Donald Farr
Former Editor, Mustang Monthly
May 1, 2009
Photos By: Jim Smart, Courtesy Mustang Plus
"I've owned our #4 track car since 1983. It still wears the Grabber Green paint we put on it in 1986. It's been a test-bed for parts, springs, and handling kits."

MM: We tend to think of a restomod as an early Mustang, '65-'73, but we understand that the MCA has to look beyond that.
Ron: Resto means restore so the new cars are kind of exempted. For the MCA's restomod class, they've had to figure out what years apply. It gets back to the terminology. Do you call it restored and modified or restored and modernized? If the term is modernized, putting a fuel-injected engine into a restored '84 Mustang would make it a restomod.

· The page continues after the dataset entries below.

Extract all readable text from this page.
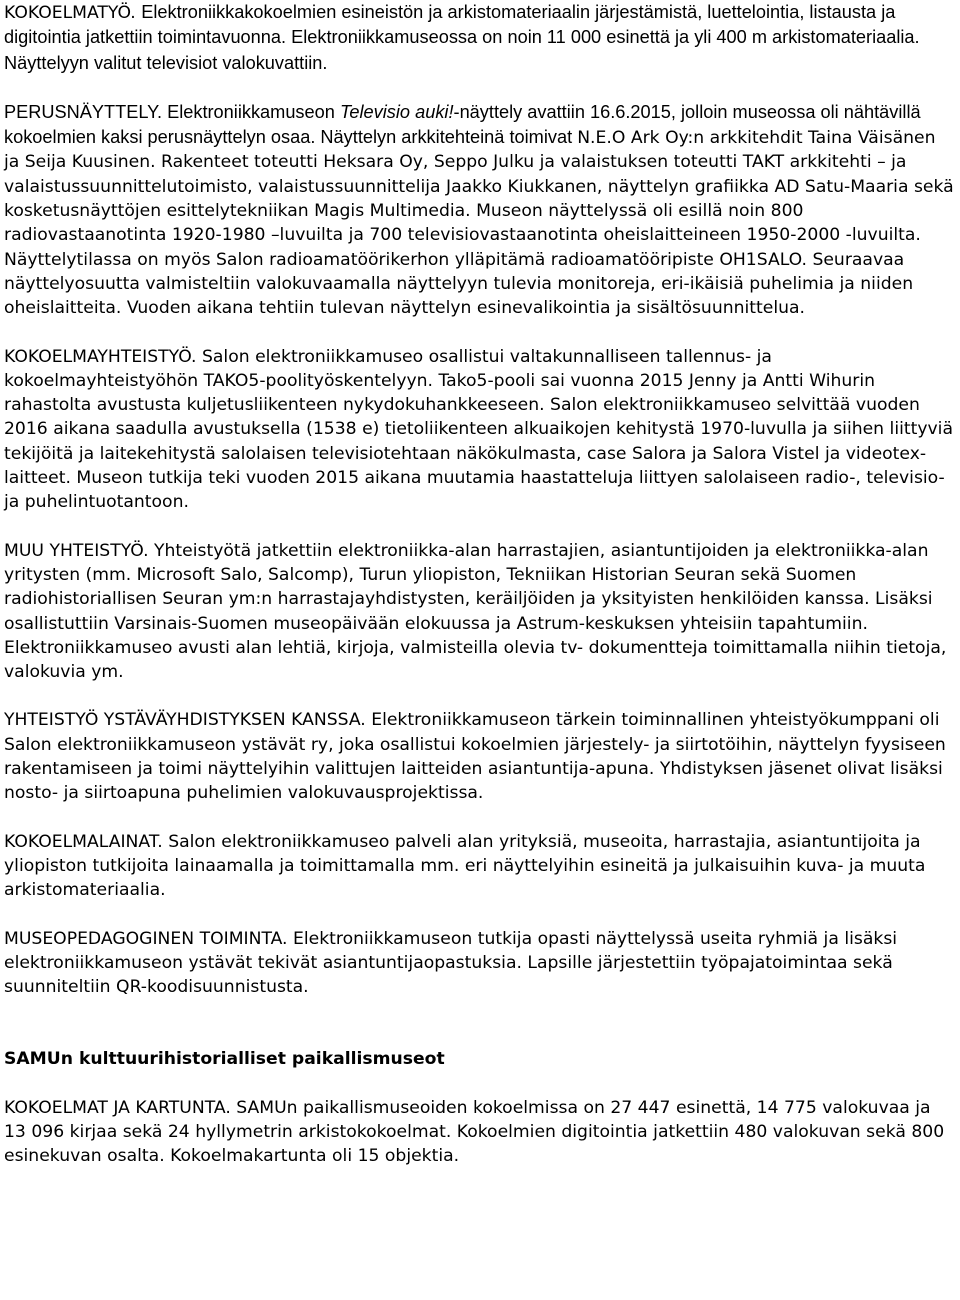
KOKOELMATYÖ. Elektroniikkakokoelmien esineistön ja arkistomateriaalin järjestämistä, luettelointia, listausta ja digitointia jatkettiin toimintavuonna. Elektroniikkamuseossa on noin 11 000 esinettä ja yli 400 m arkistomateriaalia. Näyttelyyn valitut televisiot valokuvattiin.

PERUSNÄYTTELY. Elektroniikkamuseon Televisio auki!-näyttely avattiin 16.6.2015, jolloin museossa oli nähtävillä kokoelmien kaksi perusnäyttelyn osaa. Näyttelyn arkkitehteinä toimivat N.E.O Ark Oy:n arkkitehdit Taina Väisänen ja Seija Kuusinen. Rakenteet toteutti Heksara Oy, Seppo Julku ja valaistuksen toteutti TAKT arkkitehti – ja valaistussuunnittelutoimisto, valaistussuunnittelija Jaakko Kiukkanen, näyttelyn grafiikka AD Satu-Maaria sekä kosketusnäyttöjen esittelytekniikan Magis Multimedia. Museon näyttelyssä oli esillä noin 800 radiovastaanotinta 1920-1980 –luvuilta ja 700 televisiovastaanotinta oheislaitteineen 1950-2000 -luvuilta. Näyttelytilassa on myös Salon radioamatöörikerhon ylläpitämä radioamatööripiste OH1SALO. Seuraavaa näyttelyosuutta valmisteltiin valokuvaamalla näyttelyyn tulevia monitoreja, eri-ikäisiä puhelimia ja niiden oheislaitteita. Vuoden aikana tehtiin tulevan näyttelyn esinevalikointia ja sisältösuunnittelua.

KOKOELMAYHTEISTYÖ. Salon elektroniikkamuseo osallistui valtakunnalliseen tallennus- ja kokoelmayhteistyöhön TAKO5-poolityöskentelyyn. Tako5-pooli sai vuonna 2015 Jenny ja Antti Wihurin rahastolta avustusta kuljetusliikenteen nykydokuhankkeeseen. Salon elektroniikkamuseo selvittää vuoden 2016 aikana saadulla avustuksella (1538 e) tietoliikenteen alkuaikojen kehitystä 1970-luvulla ja siihen liittyviä tekijöitä ja laitekehitystä salolaisen televisiotehtaan näkökulmasta, case Salora ja Salora Vistel ja videotex-laitteet. Museon tutkija teki vuoden 2015 aikana muutamia haastatteluja liittyen salolaiseen radio-, televisio- ja puhelintuotantoon.

MUU YHTEISTYÖ. Yhteistyötä jatkettiin elektroniikka-alan harrastajien, asiantuntijoiden ja elektroniikka-alan yritysten (mm. Microsoft Salo, Salcomp), Turun yliopiston, Tekniikan Historian Seuran sekä Suomen radiohistoriallisen Seuran ym:n harrastajayhdistysten, keräiljöiden ja yksityisten henkilöiden kanssa. Lisäksi osallistuttiin Varsinais-Suomen museopäivään elokuussa ja Astrum-keskuksen yhteisiin tapahtumiin. Elektroniikkamuseo avusti alan lehtiä, kirjoja, valmisteilla olevia tv- dokumentteja toimittamalla niihin tietoja, valokuvia ym.

YHTEISTYÖ YSTÄVÄYHDISTYKSEN KANSSA. Elektroniikkamuseon tärkein toiminnallinen yhteistyökumppani oli Salon elektroniikkamuseon ystävät ry, joka osallistui kokoelmien järjestely- ja siirtotöihin, näyttelyn fyysiseen rakentamiseen ja toimi näyttelyihin valittujen laitteiden asiantuntija-apuna. Yhdistyksen jäsenet olivat lisäksi nosto- ja siirtoapuna puhelimien valokuvausprojektissa.

KOKOELMALAINAT. Salon elektroniikkamuseo palveli alan yrityksiä, museoita, harrastajia, asiantuntijoita ja yliopiston tutkijoita lainaamalla ja toimittamalla mm. eri näyttelyihin esineitä ja julkaisuihin kuva- ja muuta arkistomateriaalia.

MUSEOPEDAGOGINEN TOIMINTA. Elektroniikkamuseon tutkija opasti näyttelyssä useita ryhmiä ja lisäksi elektroniikkamuseon ystävät tekivät asiantuntijaopastuksia. Lapsille järjestettiin työpajatoimintaa sekä suunniteltiin QR-koodisuunnistusta.

SAMUn kulttuurihistorialliset paikallismuseot

KOKOELMAT JA KARTUNTA. SAMUn paikallismuseoiden kokoelmissa on 27 447 esinettä, 14 775 valokuvaa ja 13 096 kirjaa sekä 24 hyllymetrin arkistokokoelmat. Kokoelmien digitointia jatkettiin 480 valokuvan sekä 800 esinekuvan osalta. Kokoelmakartunta oli 15 objektia.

MM: We suppose it makes a strong statement about the MCA that they have a restomod proponent as their treasurer.
Ron: The MCA is trying to make a place for everybody who has a Mustang, not just people with concours show cars or just for early models. It gets back to the fact that there are so many different ways to enjoy Mustangs. Restomod is just one category of many. You've got the stock and original people who put time, dollars, and effort into their cars. Anybody who thinks it's easy to do, they haven't done one. We also build cars and take them to the track. That's something I really enjoy. I've owned our #4 track car since 1983. It still wears the Grabber Green paint we put on it in 1986. It's been to probably 200 events. It's also been a test-bed for parts, springs, and handling kits. We put them on that car and make a determination if it's too stiff for the street or not stiff enough. That car has generated a lot of parts that people take for granted today. It's another way to enjoy Mustangs.

MM: What do you think about the Mustangs built by the Ring Brothers?
Ron: Mike and Jim have a different kind of passion for Mustangs. To them, the car is art. The Ring Brothers give us neat things to shoot for. When they do these cars, they always come up with something they can produce and sell to Mustang owners. We carry the billet hood hinges they created about four years ago. That's what the hobby is all about, about moving forward. If the hobby was just about restoring cars back to original, then the only moving forward would be reproducing or making available every part to put cars back to stock. With restomod, the sky is the limit. The Ring Brothers, and the Jillian Brothers up in Chicago, help push the boundaries and move the hobby forward. As long as it moves forward, it won't die.

"Project Reclaim started as a little '66 fastback I bought as a parts car for $50 back in 1986. We repaired the car to the point where it was like a Dynacorn body. Our best estimation is that we had well over $20,000 in parts and labor."

MM: In the mid-1990s, you built a Mustang roadster called The Ronster. Would you consider it one of the first restomods?
Ron: To the best of my knowledge, the Ronster was one of the first street rod Mustangs. Ford provided us with a fuel-injected engine. Ron Morris, who was a tech at a Ford dealership at the time, helped us sort out the wiring harness. Ben Smith, who was the designer and chief engineer for the '57-'59 Ford Skyliner Retractable and later worked on a '65-'66 Mustang retractable prototype, helped with the tonneau over the back seat. During the build-up, everybody kept calling it "Ron's Roadster," and eventually it got shortened to just Ronster. We sold a few of the Ronster kits so there are several running around out there.

MM: What do you think about the new Dynacorn bodies?
Ron: Those cars are the future of the hobby in a lot of ways. The MCA has even made a class for them. By definition, they don't fit the by-laws, so there's a bit of an issue there. But they're making a class for them so people can build them and bring them to the shows.